South African politician

Mohammed Haniff Hoosen is a South African politician who served as a Member for the National Assembly for the Independent Democrats (ID) (2007–2014) and for the Democratic Alliance (DA) (2014–2024). Within the Official Opposition Shadow Cabinet, he was the Shadow Minister of Home Affairs from 2014 to 2019, the Shadow Minister of Cooperative Governance and Traditional Affairs from 2019 to 2020 and the DA's spokesperson on the Standing Committee on the Auditor-General from 2020 until his resignation in 2024.

==Biography==
Hoosen was born in Chatsworth in the former Natal Province. He joined the National Party (NP), which became the New National Party (NNP). He was elected to the Durban city council in 1996 and served on the council until 2001.

Hoosen joined the Independent Democrats in 2005 and served as head of the party's campaign in the 2006 municipal elections. He was soon elected Secretary-General of the ID in 2007. He joined the National Assembly in the same year. The ID joined the DA in 2010 and Hoosen was given dual party membership. In 2012, Hoosen was elected as the Provincial Chairperson of the DA. He became a DA MP in 2014 and was named the party's Shadow Minister of Home Affairs. He was re-elected as provincial chair in 2015.

Ahead of the 2016 municipal elections, Hoosen was selected as the DA's mayoral candidate for the eThekwini Metropolitan Municipality. The ANC retained control of the municipality and Hoosen remained an MP. Hoosen did not run for re-election as provincial chair in 2018.

In 2019, he became the Shadow Minister of Cooperative Governance and Traditional Affairs.

In December 2020, Hoosen was appointed as the DA's spokesperson on the Standing Committee on the Auditor-General.

On 19 February 2024, Hoosen resigned as a member of the National Assembly.

On 26 September 2025, DA leader John Steenhuisen announced Hoosen as the party's mayoral candidate for the eThekwini Metropolitan Municipality for the 2026 local government elections.

==Controversies==

In 2011, Errol Walters, who served on the Democratic Alliance's electoral college, stated that the party was 'rife with nepotism and cronyism', alluding to the 'parachuting' of Hoosen's wife- Sharon Chetty. The then DA provincial leader Sizwe Mchunu stated: “It’s absolute, absolute lies.” Mchunu explained that: “This appears to be people who are aggrieved they didn’t make it… it’s sour grapes”.

In 2015- Hoosen who was at the time the then secretary-general of the Independent Democrats (ID) found out from the Sunday Star that one of the ID's parliamentary nominees, Narentuk Jumuna, was a convicted killer. Narentuk Jumuna, also served with Hoosen in the National Party.

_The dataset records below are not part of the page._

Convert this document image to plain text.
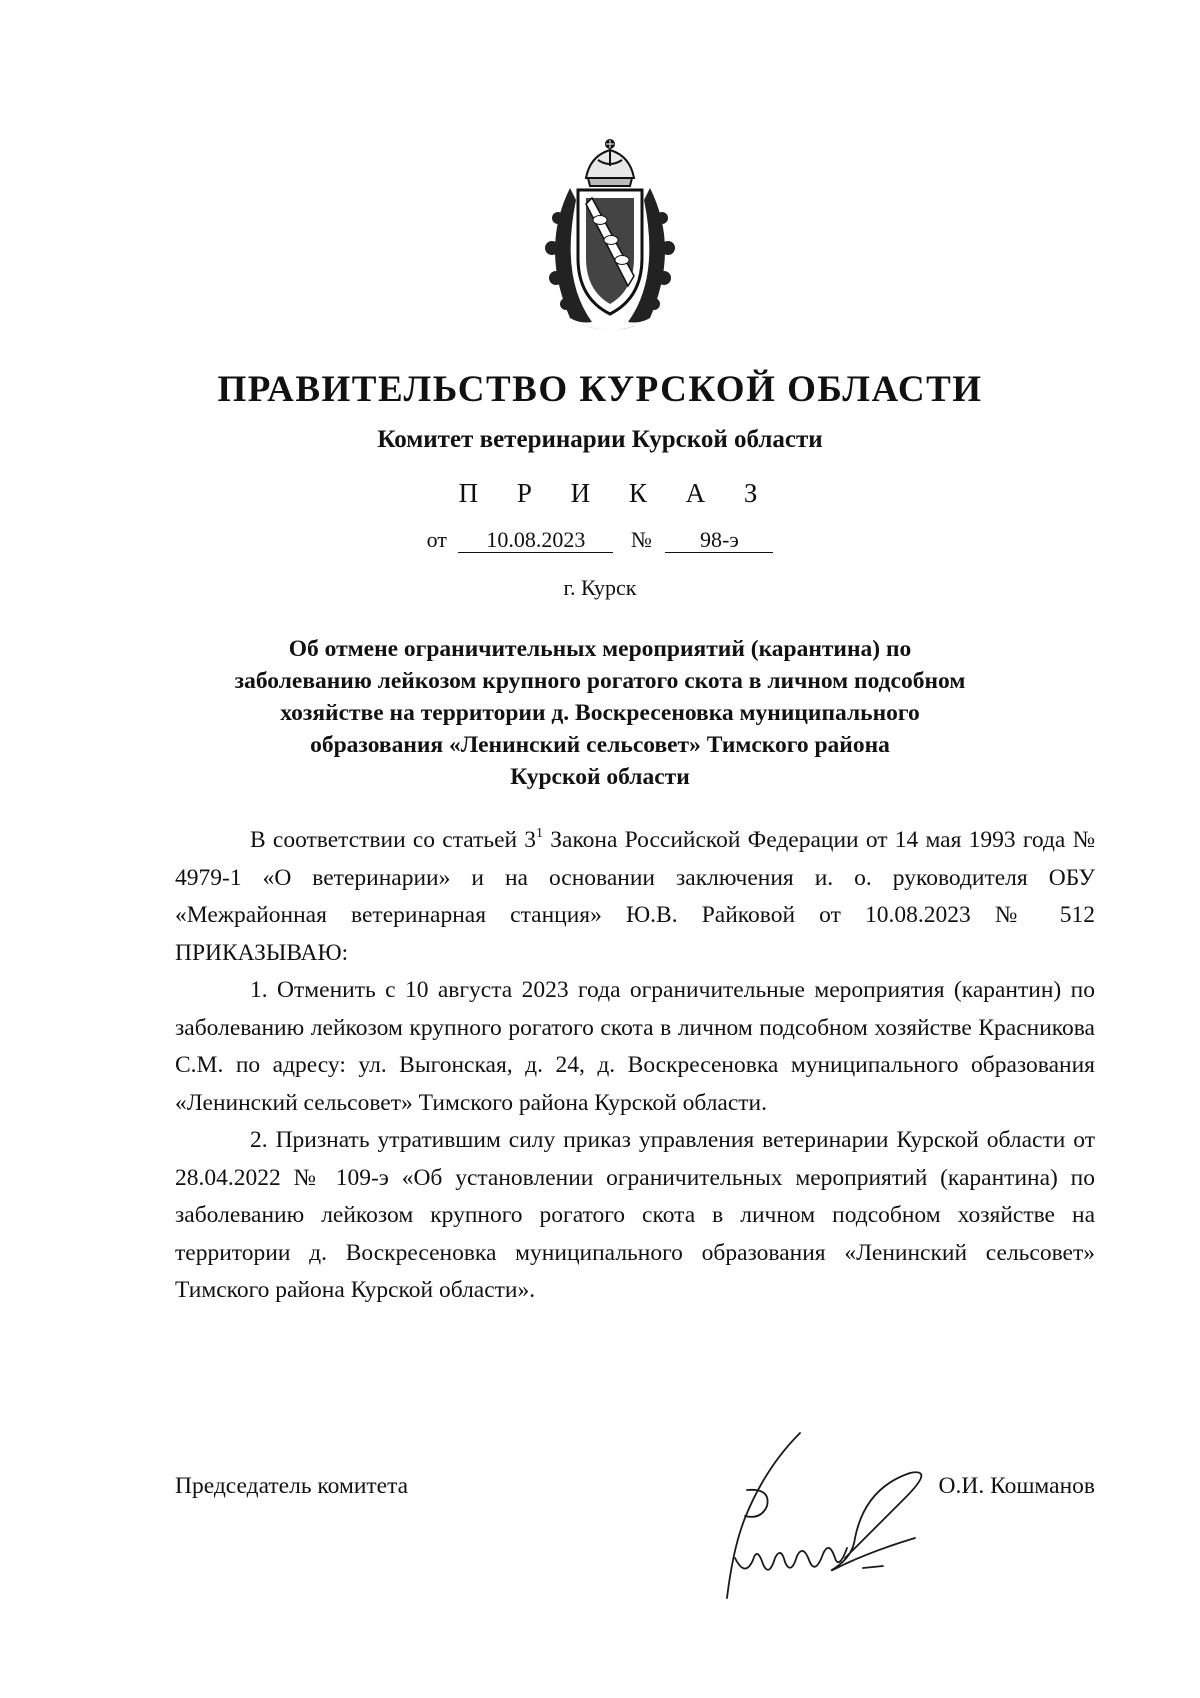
ПРАВИТЕЛЬСТВО КУРСКОЙ ОБЛАСТИ
Комитет ветеринарии Курской области
П Р И К А З
от 10.08.2023 № 98-э
г. Курск
Об отмене ограничительных мероприятий (карантина) по
заболеванию лейкозом крупного рогатого скота в личном подсобном
хозяйстве на территории д. Воскресеновка муниципального
образования «Ленинский сельсовет» Тимского района
Курской области

В соответствии со статьей $3^1$ Закона Российской Федерации от 14 мая 1993 года № 4979-1 «О ветеринарии» и на основании заключения и. о. руководителя ОБУ «Межрайонная ветеринарная станция» Ю.В. Райковой от 10.08.2023 № 512 ПРИКАЗЫВАЮ:

1. Отменить с 10 августа 2023 года ограничительные мероприятия (карантин) по заболеванию лейкозом крупного рогатого скота в личном подсобном хозяйстве Красникова С.М. по адресу: ул. Выгонская, д. 24, д. Воскресеновка муниципального образования «Ленинский сельсовет» Тимского района Курской области.

2. Признать утратившим силу приказ управления ветеринарии Курской области от 28.04.2022 № 109-э «Об установлении ограничительных мероприятий (карантина) по заболеванию лейкозом крупного рогатого скота в личном подсобном хозяйстве на территории д. Воскресеновка муниципального образования «Ленинский сельсовет» Тимского района Курской области».

Председатель комитета	О.И. Кошманов
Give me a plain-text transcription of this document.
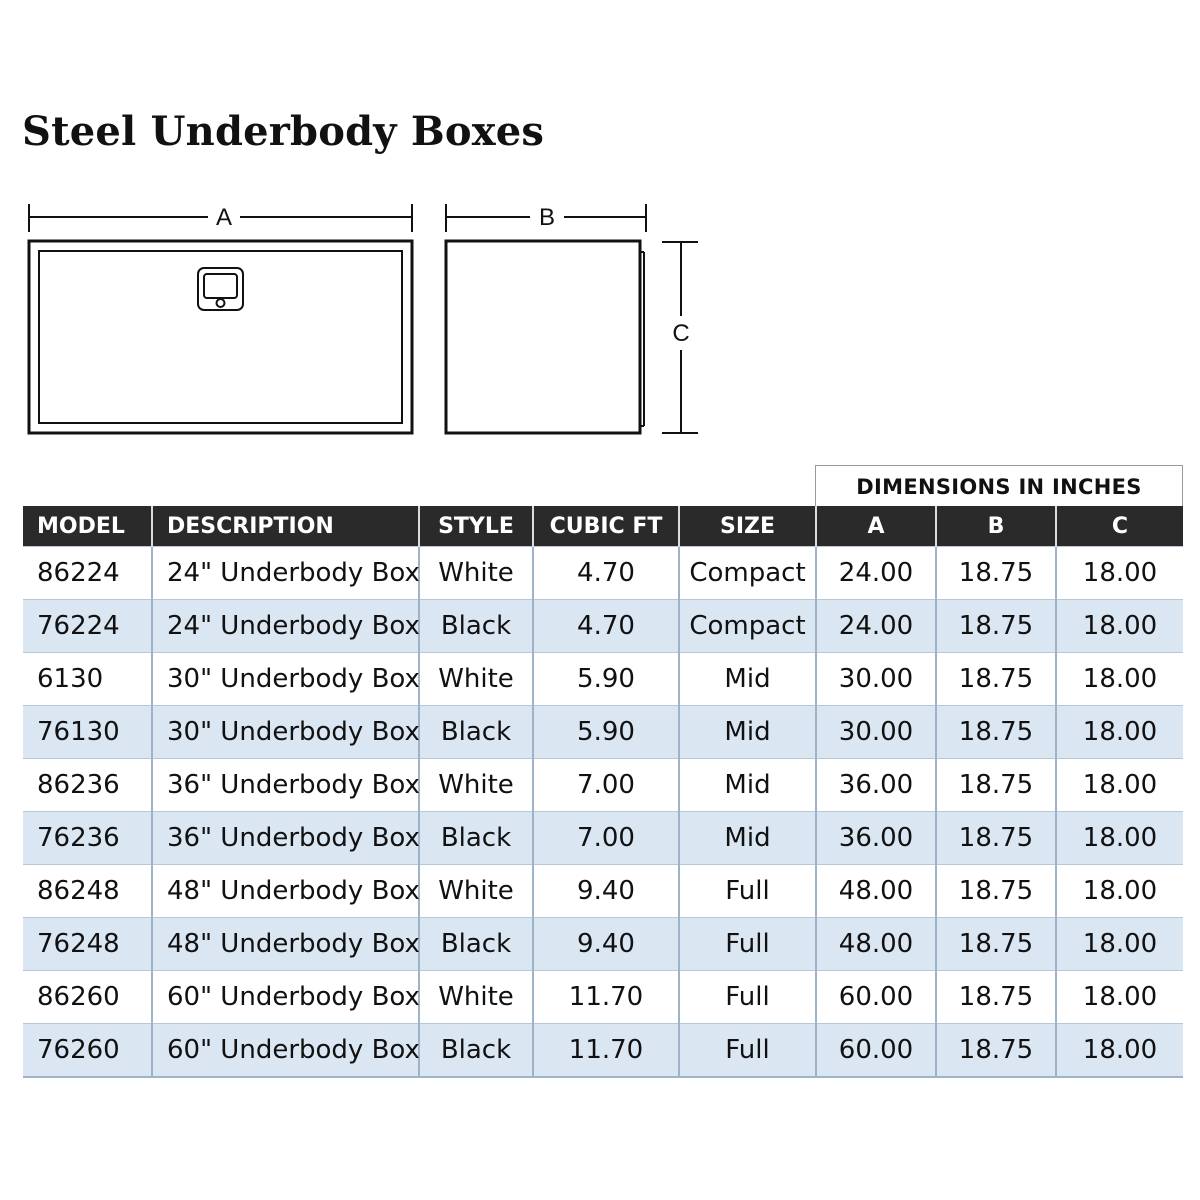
Steel Underbody Boxes
A	B
C
DIMENSIONS IN INCHES
MODEL	DESCRIPTION	STYLE	CUBIC FT	SIZE	A	B	C
86224	24" Underbody Box	White	4.70	Compact	24.00	18.75	18.00
76224	24" Underbody Box	Black	4.70	Compact	24.00	18.75	18.00
6130	30" Underbody Box	White	5.90	Mid	30.00	18.75	18.00
76130	30" Underbody Box	Black	5.90	Mid	30.00	18.75	18.00
86236	36" Underbody Box	White	7.00	Mid	36.00	18.75	18.00
76236	36" Underbody Box	Black	7.00	Mid	36.00	18.75	18.00
86248	48" Underbody Box	White	9.40	Full	48.00	18.75	18.00
76248	48" Underbody Box	Black	9.40	Full	48.00	18.75	18.00
86260	60" Underbody Box	White	11.70	Full	60.00	18.75	18.00
76260	60" Underbody Box	Black	11.70	Full	60.00	18.75	18.00
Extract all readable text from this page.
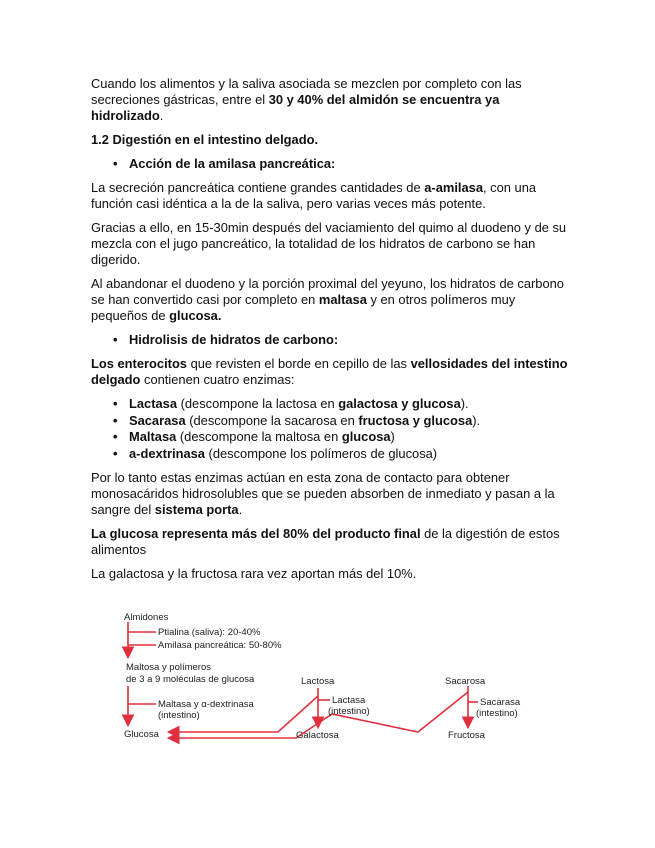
Cuando los alimentos y la saliva asociada se mezclen por completo con las secreciones gástricas, entre el 30 y 40% del almidón se encuentra ya hidrolizado.

1.2 Digestión en el intestino delgado.
• Acción de la amilasa pancreática:

La secreción pancreática contiene grandes cantidades de a-amilasa, con una función casi idéntica a la de la saliva, pero varias veces más potente.

Gracias a ello, en 15-30min después del vaciamiento del quimo al duodeno y de su mezcla con el jugo pancreático, la totalidad de los hidratos de carbono se han digerido.

Al abandonar el duodeno y la porción proximal del yeyuno, los hidratos de carbono se han convertido casi por completo en maltasa y en otros polímeros muy pequeños de glucosa.

• Hidrolisis de hidratos de carbono:

Los enterocitos que revisten el borde en cepillo de las vellosidades del intestino delgado contienen cuatro enzimas:

• Lactasa (descompone la lactosa en galactosa y glucosa).
• Sacarasa (descompone la sacarosa en fructosa y glucosa).
• Maltasa (descompone la maltosa en glucosa)
• a-dextrinasa (descompone los polímeros de glucosa)

Por lo tanto estas enzimas actúan en esta zona de contacto para obtener monosacáridos hidrosolubles que se pueden absorben de inmediato y pasan a la sangre del sistema porta.

La glucosa representa más del 80% del producto final de la digestión de estos alimentos

La galactosa y la fructosa rara vez aportan más del 10%.

Almidones
Ptialina (saliva): 20-40%
Amilasa pancreática: 50-80%
Maltosa y polímeros
de 3 a 9 moléculas de glucosa
Maltasa y α-dextrinasa
(intestino)
Glucosa
Lactosa
Lactasa
(intestino)
Galactosa
Sacarosa
Sacarasa
(intestino)
Fructosa
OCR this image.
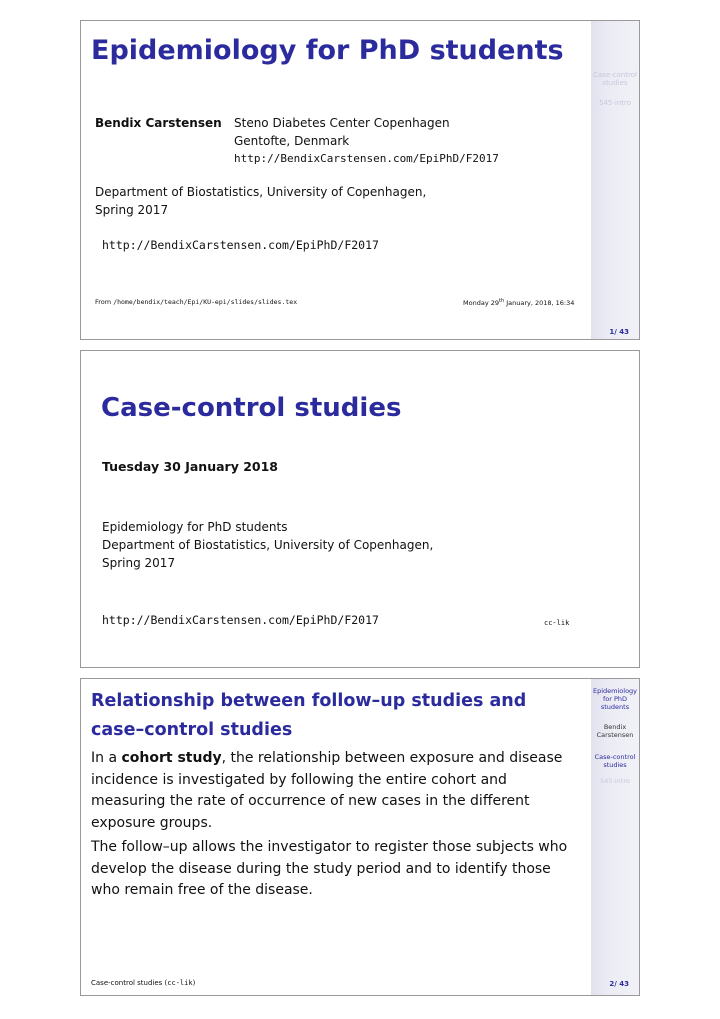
Case-control studies
545-intro
Epidemiology for PhD students
Bendix Carstensen Steno Diabetes Center Copenhagen
Gentofte, Denmark
http://BendixCarstensen.com/EpiPhD/F2017
Department of Biostatistics, University of Copenhagen,
Spring 2017
http://BendixCarstensen.com/EpiPhD/F2017
From /home/bendix/teach/Epi/KU-epi/slides/slides.tex	Monday 29th January, 2018, 16:34
1/ 43
Case-control studies
Tuesday 30 January 2018
Epidemiology for PhD students
Department of Biostatistics, University of Copenhagen,
Spring 2017
http://BendixCarstensen.com/EpiPhD/F2017	cc-lik
Epidemiology for PhD students
Bendix Carstensen
Case-control studies
545-intro
Relationship between follow–up studies and
case–control studies

In a cohort study, the relationship between exposure and disease incidence is investigated by following the entire cohort and measuring the rate of occurrence of new cases in the different exposure groups.

The follow–up allows the investigator to register those subjects who develop the disease during the study period and to identify those who remain free of the disease.

Case-control studies (cc-lik)	2/ 43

Jumuna, previously known as Shan Mohangi, was convicted of the murder of Hazel Mullen in Dublin, Ireland in 1962. Hoosen later stated 'that had the party been aware of the issue in the first place, Jumuna would not have been selected as a candidate.'

In 2016, Hoosen was nominated as the Democratic Alliance's mayoral candidate for eThekwini. The ANC provincial spokesman, Mdumiseni Ntuli, stated that Hoosen's 'apartheid past effectively disqualified him from running for the eThekwini mayoral position'. Hoosen was a full-time, paid organizer for the National Party during Apartheid- a fact that Hoosen confirmed during a multi-party debate on Radio Al-Ansaar.

Hoosen has called for the review and debate of immigration regulations, reflecting the DA's stance on immigration, which has been criticized as anti-poor and xenophobic. The DA's rhetoric suggests that foreigners are responsible for high unemployment rates and job theft from South Africans, a perspective that has faced backlash for promoting xenophobia.